Though this analysis does not provide a complete explanation of the action/omission distinction by any means, it does point us in the right direction. It would seem that actions actively advertise WTRs, whereas omissions do not necessarily do likewise. Morally condemning all those who do not display positive WTRs per se does not make much sense, as the costs involved in doing so are so high as to preclude efficiency. Further, those who simply fail to express a positive WTR towards you might be less liable to inflict future costs, relative to those who express a negative one (i.e. the man who fails to return your wallet is not necessarily as liable to hurt you in the future as the one who directly steals from you). Selectively directing that condemnation at those who display negative appreciably low or negative WTRs, then, appears to be a more viable strategy: it could help direct condemnation towards where it’s liable to do the most good.
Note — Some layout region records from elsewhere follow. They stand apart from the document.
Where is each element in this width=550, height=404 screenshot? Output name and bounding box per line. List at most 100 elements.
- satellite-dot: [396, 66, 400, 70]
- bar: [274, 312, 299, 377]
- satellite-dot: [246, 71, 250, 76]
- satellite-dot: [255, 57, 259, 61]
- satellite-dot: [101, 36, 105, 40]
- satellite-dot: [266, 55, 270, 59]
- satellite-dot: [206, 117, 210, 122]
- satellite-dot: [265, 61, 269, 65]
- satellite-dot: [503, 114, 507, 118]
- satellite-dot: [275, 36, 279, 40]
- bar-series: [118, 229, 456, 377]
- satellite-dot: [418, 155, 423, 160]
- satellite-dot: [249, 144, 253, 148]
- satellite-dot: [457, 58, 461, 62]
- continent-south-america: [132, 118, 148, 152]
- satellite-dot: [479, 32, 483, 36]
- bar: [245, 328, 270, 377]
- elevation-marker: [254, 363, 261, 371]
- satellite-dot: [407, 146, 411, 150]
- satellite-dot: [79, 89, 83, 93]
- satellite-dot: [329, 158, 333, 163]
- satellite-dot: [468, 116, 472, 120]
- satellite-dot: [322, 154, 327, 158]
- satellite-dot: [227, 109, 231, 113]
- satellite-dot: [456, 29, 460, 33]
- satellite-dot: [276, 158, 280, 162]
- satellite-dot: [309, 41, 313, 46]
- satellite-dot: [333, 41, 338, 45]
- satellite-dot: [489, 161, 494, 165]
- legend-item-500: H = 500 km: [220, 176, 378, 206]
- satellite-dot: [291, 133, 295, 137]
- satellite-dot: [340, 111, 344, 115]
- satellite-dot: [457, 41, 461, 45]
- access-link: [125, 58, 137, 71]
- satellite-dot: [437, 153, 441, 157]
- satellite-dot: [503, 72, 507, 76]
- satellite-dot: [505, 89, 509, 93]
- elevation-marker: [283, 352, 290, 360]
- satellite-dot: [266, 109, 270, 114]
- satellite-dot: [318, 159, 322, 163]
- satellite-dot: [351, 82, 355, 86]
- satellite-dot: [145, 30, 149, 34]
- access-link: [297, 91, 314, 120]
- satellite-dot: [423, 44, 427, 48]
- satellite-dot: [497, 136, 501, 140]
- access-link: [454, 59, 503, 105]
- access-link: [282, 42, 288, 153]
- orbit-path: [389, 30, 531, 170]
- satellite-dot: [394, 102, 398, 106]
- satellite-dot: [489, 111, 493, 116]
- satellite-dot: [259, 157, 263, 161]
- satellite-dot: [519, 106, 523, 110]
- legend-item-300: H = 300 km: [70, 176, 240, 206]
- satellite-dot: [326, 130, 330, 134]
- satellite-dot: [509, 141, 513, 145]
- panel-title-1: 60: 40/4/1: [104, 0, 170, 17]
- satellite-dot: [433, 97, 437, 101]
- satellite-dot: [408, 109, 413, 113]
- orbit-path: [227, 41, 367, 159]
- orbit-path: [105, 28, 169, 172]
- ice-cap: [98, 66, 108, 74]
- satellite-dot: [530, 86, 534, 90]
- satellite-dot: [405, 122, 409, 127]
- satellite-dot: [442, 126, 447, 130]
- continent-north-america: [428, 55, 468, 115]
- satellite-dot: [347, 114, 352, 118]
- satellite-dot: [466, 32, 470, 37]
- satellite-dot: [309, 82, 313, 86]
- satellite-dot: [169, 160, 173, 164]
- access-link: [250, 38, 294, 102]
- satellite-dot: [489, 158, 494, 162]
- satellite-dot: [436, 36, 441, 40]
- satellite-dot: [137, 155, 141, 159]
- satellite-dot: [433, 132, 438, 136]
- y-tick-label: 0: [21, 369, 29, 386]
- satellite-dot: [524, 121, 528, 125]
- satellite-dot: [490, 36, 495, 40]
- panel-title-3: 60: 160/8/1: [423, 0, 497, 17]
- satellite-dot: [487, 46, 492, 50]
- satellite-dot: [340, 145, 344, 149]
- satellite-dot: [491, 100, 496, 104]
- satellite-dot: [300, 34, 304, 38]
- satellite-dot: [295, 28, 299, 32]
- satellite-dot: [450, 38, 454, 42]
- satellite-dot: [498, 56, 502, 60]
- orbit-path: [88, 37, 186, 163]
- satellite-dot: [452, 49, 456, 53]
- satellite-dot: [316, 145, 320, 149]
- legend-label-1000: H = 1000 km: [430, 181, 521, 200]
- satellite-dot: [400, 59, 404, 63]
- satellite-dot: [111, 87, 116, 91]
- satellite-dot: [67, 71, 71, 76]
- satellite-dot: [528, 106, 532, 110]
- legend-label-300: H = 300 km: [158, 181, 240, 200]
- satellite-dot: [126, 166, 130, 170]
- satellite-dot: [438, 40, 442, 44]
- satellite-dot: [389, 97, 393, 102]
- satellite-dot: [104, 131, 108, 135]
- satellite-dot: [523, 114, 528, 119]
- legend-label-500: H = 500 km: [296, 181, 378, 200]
This basic premise should hold especially given a close relationship with the perpetrator: such relationships entail more frequent contact and, accordingly, more opportunities for one’s WTR towards you to matter.
References: DeScioli, P., Bruening, R., & Kurzban. R. (2011). The omission effect in moral cognition: Toward a functional explanation. Evolution and Human Behavior, 32, 204-215.
Haidt, J. & Baron, J. (1996). Social roles and the moral judgment of acts and omissions. European Journal of Social Psychology, 26, 201-218.